Actually negotiating the marriage contract took some time, in large part because Federico was determined to get as much as he could out of the massively wealthy Roman family. He was, perhaps, playing to type; Federico’s historical reputation has long been that of a miser. But it was also vital for the state, which remained on very difficult financial footing, and it was not an unreasonable position - Prince Antonio’s own fortune was described as “nearly royal,” and the dowry Antonio had received from the Orisini family at his own wedding was so great that it required a papal dispensation to circumvent a long-standing ban on “excessive gifts.” Corsica might be the newest and least reputable kingdom in Europe, but it was still at least notionally a kingdom, and it was not absurd to demand a dowry of at least vaguely royal magnitude.

The completion of this long negotiation, however, would fall to another. On the morning of January 18th, King Federico suddenly collapsed in his dressing room in the Palace of Bastia. Thereafter he drifted in and out of consciousness, and even when awake he could not sit up or speak. His doctors diagnosed apoplexy, but were unable to do anything for him. Early in the morning on the 21st he suffered another fit and died, attended by his wife and present children (Princess Carina and young Prince Carlo). The king was 52 years old, and had ruled Corsica for just shy of eight years.

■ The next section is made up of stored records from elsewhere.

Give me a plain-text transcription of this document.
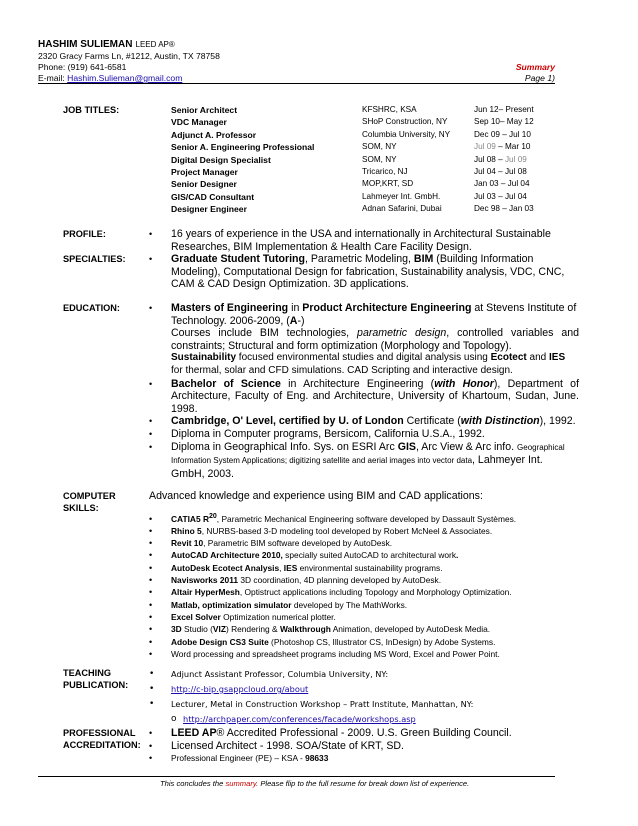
HASHIM SULIEMAN LEED AP®
2320 Gracy Farms Ln, #1212, Austin, TX 78758
Phone: (919) 641-6581
E-mail: Hashim.Sulieman@gmail.com
Summary
Page 1)
JOB TITLES:	Senior Architect	KFSHRC, KSA	Jun 12– Present
VDC Manager	SHoP Construction, NY	Sep 10– May 12
Adjunct A. Professor	Columbia University, NY	Dec 09 – Jul 10
Senior A. Engineering Professional	SOM, NY	Jul 09 – Mar 10
Digital Design Specialist	SOM, NY	Jul 08 – Jul 09
Project Manager	Tricarico, NJ	Jul 04 – Jul 08
Senior Designer	MOP,KRT, SD	Jan 03 – Jul 04
GIS/CAD Consultant	Lahmeyer Int. GmbH.	Jul 03 – Jul 04
Designer Engineer	Adnan Safarini, Dubai	Dec 98 – Jan 03
PROFILE:	•	16 years of experience in the USA and internationally in Architectural Sustainable Researches, BIM Implementation & Health Care Facility Design.
SPECIALTIES:	•	Graduate Student Tutoring, Parametric Modeling, BIM (Building Information Modeling), Computational Design for fabrication, Sustainability analysis, VDC, CNC, CAM & CAD Design Optimization. 3D applications.
EDUCATION:	•	Masters of Engineering in Product Architecture Engineering at Stevens Institute of Technology. 2006-2009, (A-)
Courses include BIM technologies, parametric design, controlled variables and constraints; Structural and form optimization (Morphology and Topology).
Sustainability focused environmental studies and digital analysis using Ecotect and IES for thermal, solar and CFD simulations. CAD Scripting and interactive design.
•	Bachelor of Science in Architecture Engineering (with Honor), Department of Architecture, Faculty of Eng. and Architecture, University of Khartoum, Sudan, June. 1998.
•	Cambridge, O' Level, certified by U. of London Certificate (with Distinction), 1992.
•	Diploma in Computer programs, Bersicom, California U.S.A., 1992.
•	Diploma in Geographical Info. Sys. on ESRI Arc GIS, Arc View & Arc info. Geographical Information System Applications; digitizing satellite and aerial images into vector data, Lahmeyer Int. GmbH, 2003.
COMPUTER
SKILLS:
Advanced knowledge and experience using BIM and CAD applications:
•	CATIA5 $R^{20}$, Parametric Mechanical Engineering software developed by Dassault Systèmes.
•	Rhino 5, NURBS-based 3-D modeling tool developed by Robert McNeel & Associates.
•	Revit 10, Parametric BIM software developed by AutoDesk.
•	AutoCAD Architecture 2010, specially suited AutoCAD to architectural work.
•	AutoDesk Ecotect Analysis, IES environmental sustainability programs.
•	Navisworks 2011 3D coordination, 4D planning developed by AutoDesk.
•	Altair HyperMesh, Optistruct applications including Topology and Morphology Optimization.
•	Matlab, optimization simulator developed by The MathWorks.
•	Excel Solver Optimization numerical plotter.
•	3D Studio (VIZ) Rendering & Walkthrough Animation, developed by AutoDesk Media.
•	Adobe Design CS3 Suite (Photoshop CS, Illustrator CS, InDesign) by Adobe Systems.
•	Word processing and spreadsheet programs including MS Word, Excel and Power Point.
TEACHING
PUBLICATION:
•	Adjunct Assistant Professor, Columbia University, NY:
•	http://c-bip.gsappcloud.org/about
•	Lecturer, Metal in Construction Workshop – Pratt Institute, Manhattan, NY:
o http://archpaper.com/conferences/facade/workshops.asp
PROFESSIONAL
ACCREDITATION:
•	LEED AP® Accredited Professional - 2009. U.S. Green Building Council.
•	Licensed Architect - 1998. SOA/State of KRT, SD.
•	Professional Engineer (PE) – KSA - 98633
This concludes the summary. Please flip to the full resume for break down list of experience.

He would not know it for several days, but at only 22 years of age, Teodoro Francesco was now Theodore II, King of Corsica.[3]


Footnotes
[1] Innocent - formerly Antonio Visconti - had only recently been elected in November of 1774 after the death of his predecessor, Benedict XV.
[2] Aside from a single equestrian portrait in which she wears a riding habit with breeches, all of the official portraiture of Princess Carina portrays her in a dress. Despite the reputation of the "Corsican Diana" for liking "masculine" (and particularly military) fashion, she did not spurn women's fashion and was always "correctly" attired at court and for any sort of official function. This portrait in particular portrays a hunting scene, however - complete with musket - and all accounts suggest that she did not wear dresses on those occasions.
[3] Theo’s regnal name was simply “Teodoro II” (Theodorus secundus), and he is generally known by this name (or Re Teo, informally) in Corsican historiography. In continental texts he is sometimes called Theodore Francis to distinguish him from his great uncle; this is particularly common in German works where he is often referred to as Theodor II. Franz (or just Theodor Franz), perhaps because of the relative popularity of compound royal names in the German sphere.